Hubbard described two cases that demonstrate the utility of hair toxicology testing. A malnourished two-year-old girl showing signs of neglect and developmental delays had a negative urine drug screening test for 11 drugs. However, hair toxicology analysis showed that the child had ingested two drugs, including methamphetamine. A two-year-old boy was admitted to a hospital emergency department with acute encephalopathy and seizures. His urine and lab tests were negative, but when the hair toxicology reports became available 30 days later, they had tested positive for exposure to oxycodone and methamphetamine 

‘Hair toxicology helped identify an unstable home situation from drug use for both children. For the boy, whose parents were separated, it provided definitive evidence that the mother of the child was a drug abuser, enabling the child to stay with his father. These tests can be invaluable in help keeping vulnerable children safe,’ she concluded. 


Profiles: 

Joe El-Khoury, PhD, is Director of the Clinical Chemistry Laboratory at Yale New Haven Health in New Haven, Connecticut, and Associate Professor of Laboratory Medicine at Yale University School of Medicine. A fellow of the AACC Academy, his research interests include indicators for monitoring clinical laboratory performance, investigating biomarkers of acute kidney injury and chronic kidney disease, and development of new mass spectrometry-based methods for the measurement of markers in biological fluids. 

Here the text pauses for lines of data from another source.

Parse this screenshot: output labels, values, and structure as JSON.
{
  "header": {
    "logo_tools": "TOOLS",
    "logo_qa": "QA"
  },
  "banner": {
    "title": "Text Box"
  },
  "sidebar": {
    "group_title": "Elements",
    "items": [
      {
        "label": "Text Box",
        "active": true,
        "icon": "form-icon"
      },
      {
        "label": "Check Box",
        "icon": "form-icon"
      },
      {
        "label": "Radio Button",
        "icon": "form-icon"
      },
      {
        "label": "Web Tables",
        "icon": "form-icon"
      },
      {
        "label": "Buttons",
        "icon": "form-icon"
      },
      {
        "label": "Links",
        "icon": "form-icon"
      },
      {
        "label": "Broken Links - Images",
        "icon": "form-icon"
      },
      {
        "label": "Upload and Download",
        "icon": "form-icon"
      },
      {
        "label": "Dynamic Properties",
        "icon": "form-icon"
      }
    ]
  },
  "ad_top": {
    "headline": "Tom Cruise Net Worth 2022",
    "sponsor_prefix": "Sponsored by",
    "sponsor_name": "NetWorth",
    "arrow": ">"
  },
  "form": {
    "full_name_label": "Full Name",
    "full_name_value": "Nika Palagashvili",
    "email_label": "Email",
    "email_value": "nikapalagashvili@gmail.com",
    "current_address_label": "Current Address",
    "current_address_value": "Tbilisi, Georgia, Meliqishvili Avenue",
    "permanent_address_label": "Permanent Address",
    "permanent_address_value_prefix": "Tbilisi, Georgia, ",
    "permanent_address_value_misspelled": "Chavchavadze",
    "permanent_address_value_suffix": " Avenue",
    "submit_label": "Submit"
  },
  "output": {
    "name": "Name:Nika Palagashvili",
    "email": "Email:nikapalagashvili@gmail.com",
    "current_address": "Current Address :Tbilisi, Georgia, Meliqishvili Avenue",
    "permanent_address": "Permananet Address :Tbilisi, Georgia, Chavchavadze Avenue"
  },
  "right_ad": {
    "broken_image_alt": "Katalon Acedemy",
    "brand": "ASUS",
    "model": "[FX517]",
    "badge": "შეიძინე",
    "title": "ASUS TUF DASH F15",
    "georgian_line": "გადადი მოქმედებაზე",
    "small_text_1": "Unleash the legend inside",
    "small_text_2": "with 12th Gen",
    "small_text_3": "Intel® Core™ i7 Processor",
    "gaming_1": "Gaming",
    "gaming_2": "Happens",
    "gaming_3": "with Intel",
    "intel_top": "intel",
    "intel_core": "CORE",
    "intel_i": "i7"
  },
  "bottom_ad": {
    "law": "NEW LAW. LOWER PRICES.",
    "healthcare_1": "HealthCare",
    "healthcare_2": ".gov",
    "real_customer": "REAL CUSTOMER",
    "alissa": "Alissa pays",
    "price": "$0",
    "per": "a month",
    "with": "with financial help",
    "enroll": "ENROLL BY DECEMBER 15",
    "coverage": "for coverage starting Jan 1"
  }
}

Jacqueline Hubbard, PhD, joined QualiTox Laboratories, now Three Rivers Diagnostics, in 2022 as its Laboratory Director. Her interests include toxicology interpretations, test utilization, and mass spectrometry. She also serves as an MSACL Practical Training scientific committee member and is actively involved in training new users on mass spectrometry. Her research has also focused on developing and validating drugs of abuse assays, driving under the influence of marijuana, and Covid-19 serology research.